White LEDs need a voltage of about 3 V to 3.2 V, YMMV. You place a series resistor to control the LED's current. A 0.5 V drop across the resistor will not give you good control, I'd rather go for at least a volt. So if you place the LEDs in parallel you'll need 4.5 V minimum. For parallel LEDs place one series resistor for each of them.
If your power supply can deliver a higher voltage you can l=place the LEDs in series. Then they will need 9V to 9.6 V, or thereabout. Again a series resistor for at least 1 V drop, and you come up close to 12 V.
To calculate the value of the series resistor you need the LED's current requirement. Suppose this is 20 mA, then for the 12 V supply with the 3 LEDs in series you need
\$ R = \dfrac{12 V - 9.6 V}{20 mA} = 120 \Omega \$
If the LEDs' voltage is somewhat lower you'll have a higher current: 25 mA at 3.0 V LEDs.

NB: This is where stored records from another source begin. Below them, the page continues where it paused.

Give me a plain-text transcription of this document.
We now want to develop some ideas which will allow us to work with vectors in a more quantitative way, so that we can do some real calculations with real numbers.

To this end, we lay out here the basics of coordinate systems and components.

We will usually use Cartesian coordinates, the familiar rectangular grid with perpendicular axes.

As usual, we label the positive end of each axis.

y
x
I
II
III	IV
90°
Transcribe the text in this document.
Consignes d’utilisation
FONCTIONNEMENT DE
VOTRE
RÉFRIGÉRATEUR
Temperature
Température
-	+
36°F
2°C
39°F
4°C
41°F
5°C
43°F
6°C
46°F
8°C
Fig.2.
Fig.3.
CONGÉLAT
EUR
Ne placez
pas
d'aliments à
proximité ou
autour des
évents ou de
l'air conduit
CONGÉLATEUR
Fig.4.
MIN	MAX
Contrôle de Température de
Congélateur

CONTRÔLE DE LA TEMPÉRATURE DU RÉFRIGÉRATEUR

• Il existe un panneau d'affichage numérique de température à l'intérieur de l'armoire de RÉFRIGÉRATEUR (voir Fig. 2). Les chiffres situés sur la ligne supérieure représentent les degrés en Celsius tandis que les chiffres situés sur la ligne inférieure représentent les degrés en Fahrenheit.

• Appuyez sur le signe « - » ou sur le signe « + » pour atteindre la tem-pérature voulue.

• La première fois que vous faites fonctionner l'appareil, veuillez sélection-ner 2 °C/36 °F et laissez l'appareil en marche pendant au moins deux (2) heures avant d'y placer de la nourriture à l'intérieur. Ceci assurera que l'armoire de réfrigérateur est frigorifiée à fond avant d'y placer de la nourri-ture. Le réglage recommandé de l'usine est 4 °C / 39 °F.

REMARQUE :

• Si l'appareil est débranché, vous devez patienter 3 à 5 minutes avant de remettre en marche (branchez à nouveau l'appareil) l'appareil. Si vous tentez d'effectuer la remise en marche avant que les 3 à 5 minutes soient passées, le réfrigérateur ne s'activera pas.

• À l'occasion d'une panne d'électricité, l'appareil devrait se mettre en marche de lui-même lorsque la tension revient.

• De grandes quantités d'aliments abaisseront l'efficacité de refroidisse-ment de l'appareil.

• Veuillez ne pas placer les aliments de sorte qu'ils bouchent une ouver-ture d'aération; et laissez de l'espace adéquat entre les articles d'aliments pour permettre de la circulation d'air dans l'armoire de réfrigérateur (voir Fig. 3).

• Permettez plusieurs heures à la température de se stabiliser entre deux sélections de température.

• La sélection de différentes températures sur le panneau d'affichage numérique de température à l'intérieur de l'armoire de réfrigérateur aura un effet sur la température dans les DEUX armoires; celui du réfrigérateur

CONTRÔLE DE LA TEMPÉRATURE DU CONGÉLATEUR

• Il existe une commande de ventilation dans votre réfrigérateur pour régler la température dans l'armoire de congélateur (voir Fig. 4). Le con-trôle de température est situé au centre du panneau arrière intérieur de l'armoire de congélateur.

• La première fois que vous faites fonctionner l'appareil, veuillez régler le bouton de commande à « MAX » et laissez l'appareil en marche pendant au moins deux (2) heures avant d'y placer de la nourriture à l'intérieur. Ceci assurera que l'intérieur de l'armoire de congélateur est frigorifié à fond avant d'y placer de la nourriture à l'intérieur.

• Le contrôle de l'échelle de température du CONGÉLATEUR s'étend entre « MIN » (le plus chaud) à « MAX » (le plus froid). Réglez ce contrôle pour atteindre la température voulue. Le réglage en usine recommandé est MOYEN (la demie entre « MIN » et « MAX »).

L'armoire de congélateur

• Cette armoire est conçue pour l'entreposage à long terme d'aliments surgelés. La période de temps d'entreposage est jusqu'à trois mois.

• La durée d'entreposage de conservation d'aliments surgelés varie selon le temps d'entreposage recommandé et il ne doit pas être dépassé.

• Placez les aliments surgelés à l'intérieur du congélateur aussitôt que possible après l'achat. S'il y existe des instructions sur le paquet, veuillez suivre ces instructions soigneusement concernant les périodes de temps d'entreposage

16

If you want to use one of the 5 V supplies you get
\$ R = \dfrac{5 V - 3.2 V}{20 mA} = 90 \Omega \$
Again, at 3 V per LED you'll get a higher current: 22 mA. Note that the difference in current is smaller, which is because voltage tolerance compared with the resistor's voltage drop is smaller. That's why a minimum voltage drop of 1 V to 2 V is recommended.
edit
You added a link to the product, which says "coloured 12V LED". There are no 12 V LEDs. So this is either a LED with the required series resistor built-in, or an incandescent bulb. In the former case you can probably simply apply 12 V to it, as the site also suggests for the replacement LED. I'd love to have seen a polarity indication on it though.